Uma vila surgiu, depois mudaram de lugar. No novo endereço virou comarca e depois cidade, esta onde estamos. Os visitantes anteriores adoravam Tupã, respeitavam as criaturas da floresta, não matavam sem motivo um ser vivo. Os brancos impuseram um novo deus, e ergueram um templo ao único filhos deste deus; os africanos cultuavam à Oxalá e à toda a sua numerosa família; Iemanjá, Ogum, Oxóssi, Iansã, Xangô, Ossanha, Omulú, Nanã, Exu e outros mais. Mesmo assim foram obrigados, abaixo de chicotadas, à levantarem o templo monumental ao deus dos seus carrascos.
Há muito tempo, um vento vindo do mar, descansou por estas bandas; ele contou que num país de nome Egito estavam erguendo pirâmides monumentais ao deuses de lá. Era um vento muito religioso; conheceu Osíris, Anúbis, Shiva, Cibele, Zeus, Posseidon e Jeová, pediu para que não nos intrometêssemos na briga dos deuses. Falou das muitas batalhas, da fome, do ódio, da destruição, e da grande ameaça chamada homem. O vento vindo do mar, partiu e nunca mais voltou.
A cidade prosperou, o homem branco criou raízes; casas de barro, ruas, praças, becos, chafarizes, muitos sobrados e todos com quintais. Havia um porto, arrozais, ouro nos rios; um dia abriram uma valeta para uma canoa passar. Uma vala unindo o grande rio ao lagamar. O bicho surucou! Tudo acabou. O rio assoreou o manguezal; adeus porto, adeus progresso. Os escravos foram vendidos para as Minas Gerais, e os poucos que ficaram, a Princesa os libertou; eram apenas dez os que restaram dos milhares que por aqui penaram.

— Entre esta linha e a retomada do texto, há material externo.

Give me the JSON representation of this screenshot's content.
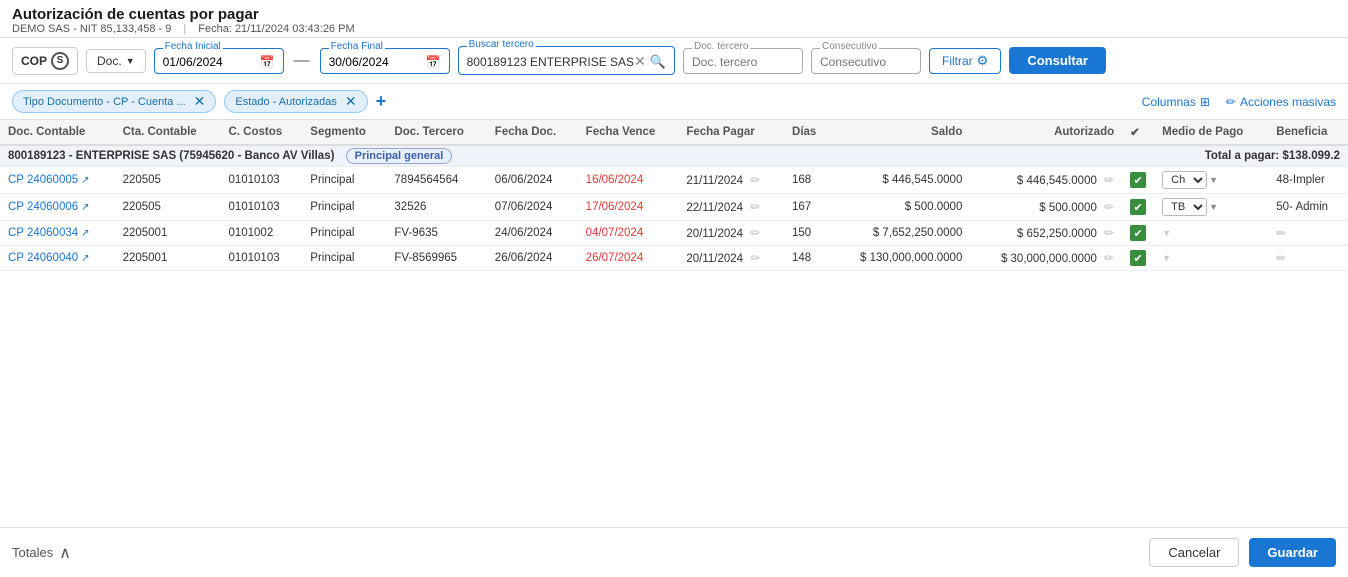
{
  "header": {
    "title": "Autorización de cuentas por pagar",
    "company": "DEMO SAS - NIT 85,133,458 - 9",
    "date_label": "Fecha:",
    "date_value": "21/11/2024 03:43:26 PM"
  },
  "toolbar": {
    "currency": "COP",
    "doc_label": "Doc.",
    "fecha_inicial_label": "Fecha Inicial",
    "fecha_inicial_value": "01/06/2024",
    "fecha_final_label": "Fecha Final",
    "fecha_final_value": "30/06/2024",
    "buscar_tercero_label": "Buscar tercero",
    "buscar_tercero_value": "800189123 ENTERPRISE SAS",
    "doc_tercero_placeholder": "Doc. tercero",
    "consecutivo_placeholder": "Consecutivo",
    "filtrar_label": "Filtrar",
    "consultar_label": "Consultar"
  },
  "filters": [
    {
      "id": "tipo_doc",
      "label": "Tipo Documento - CP - Cuenta ..."
    },
    {
      "id": "estado",
      "label": "Estado - Autorizadas"
    }
  ],
  "filters_bar": {
    "columnas_label": "Columnas",
    "acciones_label": "Acciones masivas"
  },
  "table": {
    "columns": [
      "Doc. Contable",
      "Cta. Contable",
      "C. Costos",
      "Segmento",
      "Doc. Tercero",
      "Fecha Doc.",
      "Fecha Vence",
      "Fecha Pagar",
      "Días",
      "Saldo",
      "Autorizado",
      "",
      "Medio de Pago",
      "Beneficia"
    ],
    "group": {
      "name": "800189123 - ENTERPRISE SAS (75945620 - Banco AV Villas)",
      "badge": "Principal general",
      "total": "Total a pagar: $138.099.2"
    },
    "rows": [
      {
        "doc_contable": "CP 24060005",
        "cta_contable": "220505",
        "c_costos": "01010103",
        "segmento": "Principal",
        "doc_tercero": "7894564564",
        "fecha_doc": "06/06/2024",
        "fecha_vence": "16/06/2024",
        "fecha_vence_red": true,
        "fecha_pagar": "21/11/2024",
        "dias": "168",
        "saldo": "$ 446,545.0000",
        "autorizado": "$ 446,545.0000",
        "checked": true,
        "medio_pago": "Ch",
        "beneficia": "48-Impler"
      },
      {
        "doc_contable": "CP 24060006",
        "cta_contable": "220505",
        "c_costos": "01010103",
        "segmento": "Principal",
        "doc_tercero": "32526",
        "fecha_doc": "07/06/2024",
        "fecha_vence": "17/06/2024",
        "fecha_vence_red": true,
        "fecha_pagar": "22/11/2024",
        "dias": "167",
        "saldo": "$ 500.0000",
        "autorizado": "$ 500.0000",
        "checked": true,
        "medio_pago": "TB",
        "beneficia": "50- Admin"
      },
      {
        "doc_contable": "CP 24060034",
        "cta_contable": "2205001",
        "c_costos": "0101002",
        "segmento": "Principal",
        "doc_tercero": "FV-9635",
        "fecha_doc": "24/06/2024",
        "fecha_vence": "04/07/2024",
        "fecha_vence_red": true,
        "fecha_pagar": "20/11/2024",
        "dias": "150",
        "saldo": "$ 7,652,250.0000",
        "autorizado": "$ 652,250.0000",
        "checked": true,
        "medio_pago": "",
        "beneficia": ""
      },
      {
        "doc_contable": "CP 24060040",
        "cta_contable": "2205001",
        "c_costos": "01010103",
        "segmento": "Principal",
        "doc_tercero": "FV-8569965",
        "fecha_doc": "26/06/2024",
        "fecha_vence": "26/07/2024",
        "fecha_vence_red": true,
        "fecha_pagar": "20/11/2024",
        "dias": "148",
        "saldo": "$ 130,000,000.0000",
        "autorizado": "$ 30,000,000.0000",
        "checked": true,
        "medio_pago": "",
        "beneficia": ""
      }
    ]
  },
  "footer": {
    "totales_label": "Totales",
    "cancel_label": "Cancelar",
    "guardar_label": "Guardar"
  }
}
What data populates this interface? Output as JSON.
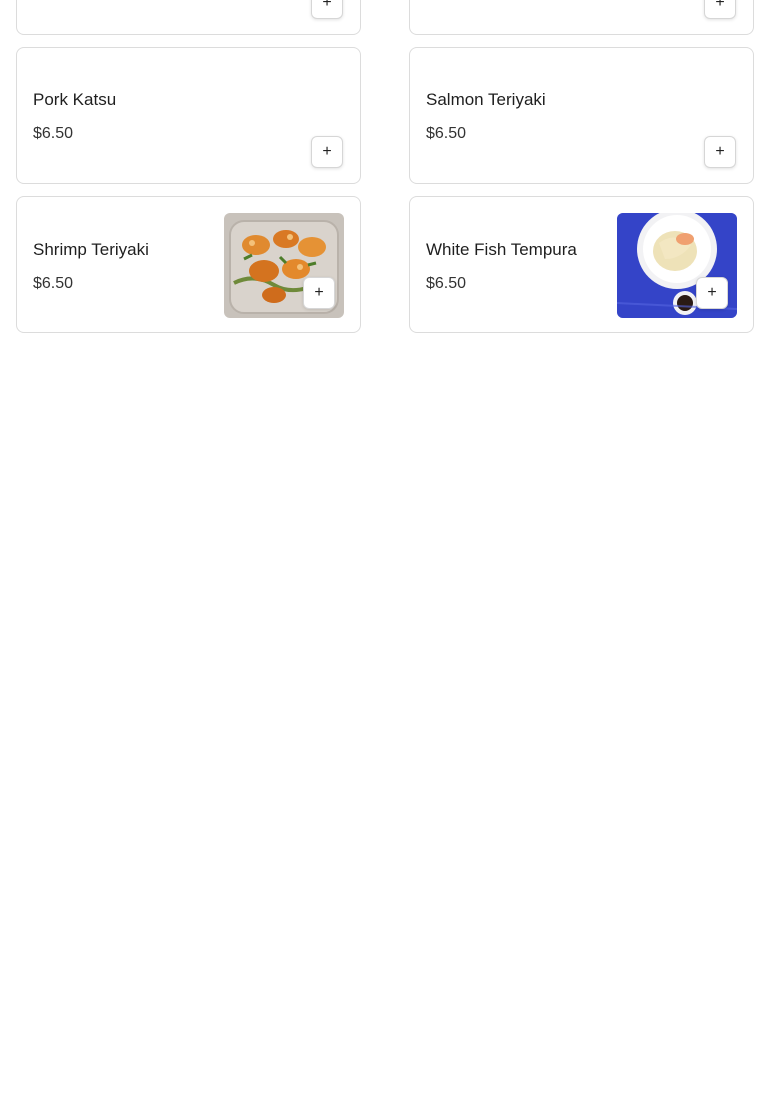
{
  "menu": {
    "items": [
      {
        "name": "",
        "price": "",
        "add_icon": "plus-icon"
      },
      {
        "name": "",
        "price": "",
        "add_icon": "plus-icon"
      },
      {
        "name": "Pork Katsu",
        "price": "$6.50",
        "add_icon": "plus-icon"
      },
      {
        "name": "Salmon Teriyaki",
        "price": "$6.50",
        "add_icon": "plus-icon"
      },
      {
        "name": "Shrimp Teriyaki",
        "price": "$6.50",
        "add_icon": "plus-icon",
        "image": "shrimp-teriyaki-photo"
      },
      {
        "name": "White Fish Tempura",
        "price": "$6.50",
        "add_icon": "plus-icon",
        "image": "white-fish-tempura-photo"
      }
    ],
    "plus_glyph": "+"
  }
}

Ybytu conheceu gente boa, gente má, gente à toa; gente generosa e gente asquerosa. Ybytu aprendeu que cada homem é diferente; todos eles nascem iguais, indefesos, chorões, inocentes. Depois crescem e se transformam, mas o vento também é assim; pode ser brisa, pode ser tufão. Pode afagar e pode destruir... Tudo é mistério nos sonhos de Tupã!
Ybytu, o menino-vento, se calou; se transformou num rodamoinho e foi espiar os navios pesqueiros, lá do alto da montanha. Quem sabe mais tarde me procure! Pois sei que tem muito mais à me contar.